Mais la logique pour Reizo n'appartenait qu'aux domaines de la défaillance et de la chair. Il avait percé ma faille et en avait fait un gouffre sans fond, qui demandait toujours plus pour être atteint. Lorsque j'osais tenter de m'exprimer, il m'impressionnait pour me faire taire : j'avais le sentiment que mon corps qu'il examinait était plus que misérable, pire qu'imparfait. Un tas d'immondices.

Tant que Kensei ne l'apprenait pas, ça allait encore : sa réputation demeurait intacte. J'espérais que Reizo se lasserait bientôt de moi et me délierait.

Il me maintint à grand peine mais je parvins à m'extirper des draps. Je me rhabillai.

« Ça ne va pas ? fit-il en baillant bruyamment.

— Non. Je ne sais pas ce que je fais ici.

— Tu préférerais peut être un hôtel de Nishinari* à mille yens** la nuit ?

Je me retins de le gifler. Au dehors, le tonnerre gronda et de grosses gouttes de pluie commencèrent à s'abattre contre les vitres. De la buée s'était déjà formée sur les carreaux crasseux.

— Je m'en vais.

Reizo bondit du matelas comme un ressort et se campa face à moi, le visage impassible. Je soutins son regard. A ses yeux, ma volonté ne constituait pas un obstacle.

Il effleura ma joue et baissa son regard : 

— Tu ne peux pas partir maintenant... Au fait, joli ton pendentif. Mais je me demandais, pourquoi une lune ? ».

Qu'il fasse allusion au cadeau de Kensei me fit horreur. De plus, je devinai qu'il n'attendait pas vraiment de réponse. C'était juste un prétexte pour retarder mon départ.

Je me précipitai dans la douche.

Au bout de quelques minutes, l'eau jusqu'alors tiède devint glacée. J'eus la sensation de me faire perforer par des milliers d'aiguilles. J'écartai vivement le pommeau de ma peau, tournai le volant dans un sens pour couper l'eau, puis exécutai le mouvement inverse. L'eau n'était pas plus chaude et je ne m'étais pas encore rincée.

A ce moment, sans me prêter attention, Reizo fit irruption dans la petite salle d'eau. Il ouvrit en grand la lucarne et emporta les serviettes. « Tu veux me faire mourir de froid ? » m'écriai-je. Il eut un faux sourire pincé, ramassa encore mes vêtements et ferma de l'extérieur la porte à clés. Je me rinçai rapidement en essayant de ne pas penser à la température, coupai l'eau glaciale, posai les pieds sur le carrelage gelé. Transie, j'attendis que mon corps frigorifié se sèche tout seul.

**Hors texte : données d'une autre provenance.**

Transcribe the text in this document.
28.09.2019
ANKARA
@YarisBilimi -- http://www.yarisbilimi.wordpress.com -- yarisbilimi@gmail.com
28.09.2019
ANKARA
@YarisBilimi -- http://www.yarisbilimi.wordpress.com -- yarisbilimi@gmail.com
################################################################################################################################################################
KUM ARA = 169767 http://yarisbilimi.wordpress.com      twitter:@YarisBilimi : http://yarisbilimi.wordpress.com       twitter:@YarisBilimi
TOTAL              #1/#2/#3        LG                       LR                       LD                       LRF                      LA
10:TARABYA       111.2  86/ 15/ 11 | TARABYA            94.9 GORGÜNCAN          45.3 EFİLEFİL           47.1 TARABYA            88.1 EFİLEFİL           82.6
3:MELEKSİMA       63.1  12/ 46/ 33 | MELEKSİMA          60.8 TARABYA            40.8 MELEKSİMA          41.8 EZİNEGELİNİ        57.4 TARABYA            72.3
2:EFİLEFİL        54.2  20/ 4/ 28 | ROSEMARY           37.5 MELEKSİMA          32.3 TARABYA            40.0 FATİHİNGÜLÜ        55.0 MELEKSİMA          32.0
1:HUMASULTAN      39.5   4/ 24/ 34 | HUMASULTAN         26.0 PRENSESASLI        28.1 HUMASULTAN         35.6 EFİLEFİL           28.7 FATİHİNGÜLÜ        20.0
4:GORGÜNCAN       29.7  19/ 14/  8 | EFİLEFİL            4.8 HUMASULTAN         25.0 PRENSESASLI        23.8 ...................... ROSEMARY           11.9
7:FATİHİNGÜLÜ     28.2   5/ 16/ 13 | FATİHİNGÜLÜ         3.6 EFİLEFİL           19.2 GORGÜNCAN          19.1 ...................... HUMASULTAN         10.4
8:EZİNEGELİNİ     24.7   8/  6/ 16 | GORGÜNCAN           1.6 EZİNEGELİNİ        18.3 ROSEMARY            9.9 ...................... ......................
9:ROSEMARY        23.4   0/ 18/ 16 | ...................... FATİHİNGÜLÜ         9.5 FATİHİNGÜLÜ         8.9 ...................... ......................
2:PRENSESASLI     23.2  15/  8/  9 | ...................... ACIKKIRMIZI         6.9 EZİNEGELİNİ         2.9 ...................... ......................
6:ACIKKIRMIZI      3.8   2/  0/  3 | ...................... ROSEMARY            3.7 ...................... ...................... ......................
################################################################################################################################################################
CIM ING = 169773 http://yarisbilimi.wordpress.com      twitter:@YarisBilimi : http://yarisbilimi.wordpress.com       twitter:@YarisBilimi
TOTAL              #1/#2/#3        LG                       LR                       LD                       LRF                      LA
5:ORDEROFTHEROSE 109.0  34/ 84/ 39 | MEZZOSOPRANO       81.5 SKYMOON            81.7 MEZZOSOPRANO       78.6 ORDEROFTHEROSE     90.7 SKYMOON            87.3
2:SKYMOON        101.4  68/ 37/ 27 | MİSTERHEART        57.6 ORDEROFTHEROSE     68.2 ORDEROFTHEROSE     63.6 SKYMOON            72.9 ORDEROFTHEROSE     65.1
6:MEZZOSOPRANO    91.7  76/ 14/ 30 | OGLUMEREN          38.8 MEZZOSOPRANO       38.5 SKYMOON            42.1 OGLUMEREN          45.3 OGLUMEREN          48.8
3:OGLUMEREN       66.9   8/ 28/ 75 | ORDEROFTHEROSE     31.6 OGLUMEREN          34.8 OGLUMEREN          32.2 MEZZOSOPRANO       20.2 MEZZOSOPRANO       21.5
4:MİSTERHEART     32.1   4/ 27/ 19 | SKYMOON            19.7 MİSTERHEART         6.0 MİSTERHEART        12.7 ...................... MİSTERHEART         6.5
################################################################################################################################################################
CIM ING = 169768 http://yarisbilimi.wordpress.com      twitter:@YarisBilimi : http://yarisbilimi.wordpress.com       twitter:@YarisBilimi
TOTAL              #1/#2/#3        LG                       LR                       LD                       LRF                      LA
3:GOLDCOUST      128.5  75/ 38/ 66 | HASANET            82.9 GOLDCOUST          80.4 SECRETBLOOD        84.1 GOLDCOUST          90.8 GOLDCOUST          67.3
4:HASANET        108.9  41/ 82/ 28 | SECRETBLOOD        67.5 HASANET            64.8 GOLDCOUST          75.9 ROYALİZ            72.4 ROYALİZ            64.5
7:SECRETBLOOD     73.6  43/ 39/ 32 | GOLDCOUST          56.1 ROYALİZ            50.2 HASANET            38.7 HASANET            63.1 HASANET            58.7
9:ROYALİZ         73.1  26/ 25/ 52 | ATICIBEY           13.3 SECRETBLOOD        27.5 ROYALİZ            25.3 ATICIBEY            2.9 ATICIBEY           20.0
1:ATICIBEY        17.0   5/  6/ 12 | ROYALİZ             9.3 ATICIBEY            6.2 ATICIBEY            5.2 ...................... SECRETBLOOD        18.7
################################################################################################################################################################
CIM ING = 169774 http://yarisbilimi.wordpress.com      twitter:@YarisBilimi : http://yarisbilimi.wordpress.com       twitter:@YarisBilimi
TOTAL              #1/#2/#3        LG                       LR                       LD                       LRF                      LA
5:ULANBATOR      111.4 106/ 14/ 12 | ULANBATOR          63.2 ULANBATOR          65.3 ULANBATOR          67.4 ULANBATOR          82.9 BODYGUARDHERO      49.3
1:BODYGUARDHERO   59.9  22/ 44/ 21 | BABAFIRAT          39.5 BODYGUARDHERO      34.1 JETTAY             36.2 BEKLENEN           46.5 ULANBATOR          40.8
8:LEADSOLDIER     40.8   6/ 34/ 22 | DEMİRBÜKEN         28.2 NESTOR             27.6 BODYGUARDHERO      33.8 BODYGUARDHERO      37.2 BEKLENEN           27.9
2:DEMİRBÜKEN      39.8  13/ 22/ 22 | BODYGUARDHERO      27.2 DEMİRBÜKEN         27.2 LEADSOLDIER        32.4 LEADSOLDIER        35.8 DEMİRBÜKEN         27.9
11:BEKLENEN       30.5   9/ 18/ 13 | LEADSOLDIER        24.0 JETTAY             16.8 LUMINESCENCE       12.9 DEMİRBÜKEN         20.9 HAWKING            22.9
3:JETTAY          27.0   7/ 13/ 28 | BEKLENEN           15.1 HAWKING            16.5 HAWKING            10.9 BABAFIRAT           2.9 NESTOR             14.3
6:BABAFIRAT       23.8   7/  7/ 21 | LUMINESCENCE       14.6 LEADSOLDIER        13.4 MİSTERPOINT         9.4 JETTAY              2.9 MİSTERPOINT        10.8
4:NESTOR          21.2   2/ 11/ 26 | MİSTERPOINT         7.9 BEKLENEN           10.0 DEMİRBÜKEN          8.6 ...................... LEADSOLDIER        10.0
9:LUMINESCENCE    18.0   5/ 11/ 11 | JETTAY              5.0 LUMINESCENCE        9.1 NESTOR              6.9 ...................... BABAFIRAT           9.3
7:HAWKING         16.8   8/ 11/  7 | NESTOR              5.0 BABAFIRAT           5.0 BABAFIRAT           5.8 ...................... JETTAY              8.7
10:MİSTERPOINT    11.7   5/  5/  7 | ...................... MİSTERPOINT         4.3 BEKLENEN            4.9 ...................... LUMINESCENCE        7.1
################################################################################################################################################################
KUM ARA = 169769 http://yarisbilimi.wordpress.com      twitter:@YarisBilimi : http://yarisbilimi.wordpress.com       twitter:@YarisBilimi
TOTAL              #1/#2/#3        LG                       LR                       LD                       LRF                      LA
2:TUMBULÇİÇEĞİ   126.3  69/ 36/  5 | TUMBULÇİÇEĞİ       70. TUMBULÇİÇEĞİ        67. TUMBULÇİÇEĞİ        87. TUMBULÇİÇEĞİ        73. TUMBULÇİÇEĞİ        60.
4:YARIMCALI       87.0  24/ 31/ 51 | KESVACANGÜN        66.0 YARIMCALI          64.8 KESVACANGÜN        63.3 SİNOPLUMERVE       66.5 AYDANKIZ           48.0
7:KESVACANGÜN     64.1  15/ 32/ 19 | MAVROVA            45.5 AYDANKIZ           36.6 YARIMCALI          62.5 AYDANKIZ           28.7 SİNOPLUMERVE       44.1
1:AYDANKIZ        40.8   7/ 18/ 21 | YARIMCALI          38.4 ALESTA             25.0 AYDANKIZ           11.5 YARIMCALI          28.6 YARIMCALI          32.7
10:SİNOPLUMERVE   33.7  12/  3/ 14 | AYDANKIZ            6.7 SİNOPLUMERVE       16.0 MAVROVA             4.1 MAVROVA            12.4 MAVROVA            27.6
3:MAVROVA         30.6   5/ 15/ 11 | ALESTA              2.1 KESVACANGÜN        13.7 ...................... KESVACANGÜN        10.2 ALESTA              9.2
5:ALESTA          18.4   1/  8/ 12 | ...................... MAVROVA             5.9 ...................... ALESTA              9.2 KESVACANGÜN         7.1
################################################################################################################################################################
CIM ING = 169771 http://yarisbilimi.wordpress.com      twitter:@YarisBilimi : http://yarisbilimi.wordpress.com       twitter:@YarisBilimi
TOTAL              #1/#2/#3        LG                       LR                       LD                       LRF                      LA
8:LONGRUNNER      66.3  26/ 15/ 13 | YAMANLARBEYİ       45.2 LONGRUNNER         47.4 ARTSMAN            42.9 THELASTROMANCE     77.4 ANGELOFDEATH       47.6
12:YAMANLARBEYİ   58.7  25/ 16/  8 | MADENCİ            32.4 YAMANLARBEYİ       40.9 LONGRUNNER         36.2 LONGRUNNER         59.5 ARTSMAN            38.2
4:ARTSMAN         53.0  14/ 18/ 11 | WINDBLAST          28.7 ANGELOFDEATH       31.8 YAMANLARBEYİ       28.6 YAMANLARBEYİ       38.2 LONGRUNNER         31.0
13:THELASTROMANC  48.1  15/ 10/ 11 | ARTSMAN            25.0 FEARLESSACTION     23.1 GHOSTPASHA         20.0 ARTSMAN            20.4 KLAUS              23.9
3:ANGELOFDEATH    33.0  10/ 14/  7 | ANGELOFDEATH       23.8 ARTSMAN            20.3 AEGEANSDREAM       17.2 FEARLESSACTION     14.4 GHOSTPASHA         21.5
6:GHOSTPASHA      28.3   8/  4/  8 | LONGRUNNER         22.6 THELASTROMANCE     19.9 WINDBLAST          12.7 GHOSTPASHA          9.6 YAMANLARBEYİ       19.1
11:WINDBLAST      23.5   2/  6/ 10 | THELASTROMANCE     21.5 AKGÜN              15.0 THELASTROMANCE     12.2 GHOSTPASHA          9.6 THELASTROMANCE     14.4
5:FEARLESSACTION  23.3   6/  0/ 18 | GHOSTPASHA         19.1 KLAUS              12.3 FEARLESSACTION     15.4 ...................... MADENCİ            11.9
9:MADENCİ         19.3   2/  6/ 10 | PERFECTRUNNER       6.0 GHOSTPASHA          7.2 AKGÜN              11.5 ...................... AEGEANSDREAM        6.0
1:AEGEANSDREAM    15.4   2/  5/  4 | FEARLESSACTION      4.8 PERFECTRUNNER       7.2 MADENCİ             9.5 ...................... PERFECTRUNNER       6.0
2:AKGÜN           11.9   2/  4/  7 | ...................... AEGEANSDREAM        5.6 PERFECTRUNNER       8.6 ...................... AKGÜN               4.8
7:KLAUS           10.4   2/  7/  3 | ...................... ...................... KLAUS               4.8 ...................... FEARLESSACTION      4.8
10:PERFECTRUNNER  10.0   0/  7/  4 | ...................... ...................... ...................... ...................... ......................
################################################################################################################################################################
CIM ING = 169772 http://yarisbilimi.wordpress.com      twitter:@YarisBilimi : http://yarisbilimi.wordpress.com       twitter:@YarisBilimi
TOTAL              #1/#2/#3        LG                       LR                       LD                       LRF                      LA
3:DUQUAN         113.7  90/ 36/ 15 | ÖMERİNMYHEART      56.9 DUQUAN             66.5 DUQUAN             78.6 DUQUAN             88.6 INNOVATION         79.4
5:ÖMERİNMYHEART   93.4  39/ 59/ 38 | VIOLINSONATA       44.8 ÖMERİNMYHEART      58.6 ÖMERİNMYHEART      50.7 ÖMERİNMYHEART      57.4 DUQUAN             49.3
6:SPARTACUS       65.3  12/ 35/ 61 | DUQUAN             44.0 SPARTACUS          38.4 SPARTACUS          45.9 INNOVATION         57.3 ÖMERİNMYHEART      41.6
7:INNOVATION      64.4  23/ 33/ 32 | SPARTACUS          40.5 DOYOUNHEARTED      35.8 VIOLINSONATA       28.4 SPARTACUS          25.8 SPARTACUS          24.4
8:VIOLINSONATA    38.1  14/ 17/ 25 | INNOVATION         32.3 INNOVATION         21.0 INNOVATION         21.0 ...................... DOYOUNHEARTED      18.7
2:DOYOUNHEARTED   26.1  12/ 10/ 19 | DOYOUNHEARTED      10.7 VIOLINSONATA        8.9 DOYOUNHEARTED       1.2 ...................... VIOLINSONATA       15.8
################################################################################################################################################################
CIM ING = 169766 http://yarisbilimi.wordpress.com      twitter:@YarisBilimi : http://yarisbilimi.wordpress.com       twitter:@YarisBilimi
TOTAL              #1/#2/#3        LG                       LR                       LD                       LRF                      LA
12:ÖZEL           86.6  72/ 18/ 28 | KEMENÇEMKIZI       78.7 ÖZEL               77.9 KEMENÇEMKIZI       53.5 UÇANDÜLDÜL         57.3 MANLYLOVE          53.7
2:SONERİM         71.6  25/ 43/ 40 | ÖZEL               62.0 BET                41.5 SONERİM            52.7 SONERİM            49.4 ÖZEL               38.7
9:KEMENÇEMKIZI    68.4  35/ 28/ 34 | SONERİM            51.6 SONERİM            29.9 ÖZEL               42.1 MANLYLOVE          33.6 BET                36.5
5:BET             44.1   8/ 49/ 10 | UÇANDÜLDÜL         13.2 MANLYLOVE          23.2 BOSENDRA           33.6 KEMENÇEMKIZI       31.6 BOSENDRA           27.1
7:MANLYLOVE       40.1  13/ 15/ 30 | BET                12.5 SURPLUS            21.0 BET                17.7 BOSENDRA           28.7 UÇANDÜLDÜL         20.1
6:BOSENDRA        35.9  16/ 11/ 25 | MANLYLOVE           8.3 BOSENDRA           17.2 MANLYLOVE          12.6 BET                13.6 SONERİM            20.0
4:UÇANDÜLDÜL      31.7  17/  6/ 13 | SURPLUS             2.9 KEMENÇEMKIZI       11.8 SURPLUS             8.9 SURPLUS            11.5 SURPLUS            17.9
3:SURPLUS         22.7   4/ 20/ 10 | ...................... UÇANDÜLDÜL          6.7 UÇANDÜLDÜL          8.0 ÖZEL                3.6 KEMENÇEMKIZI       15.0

C'en était assez ! Reizo m'avait suffisamment menée en bateau ! Je ne me pardonnais pas ma tromperie et j'avais même honte d'adresser la parole à Minoru, lui qui était si sain en comparaison.

Aïko m'avait pourtant prévenue à mon arrivée au Japon : « Fais attention à ne pas t'accrocher trop vite à n'importe qui ». Depuis tout ce temps, j'avais pensé que ces mots s'appliquaient à Kensei. C'était la raison pour laquelle je n'avais pu lui avouer mon amour. A présent, cette méfiance me paraissait absurde. Le vrai danger résidait ailleurs.


*Nishinari : quartier d'Osaka défavorisé, à la mauvaise réputation, très peu sécurisé et dont l'écrasante majorité des habitants est au chômage ou sont des (anciens-) criminels.

**Mille yens : environ sept euros cinquante.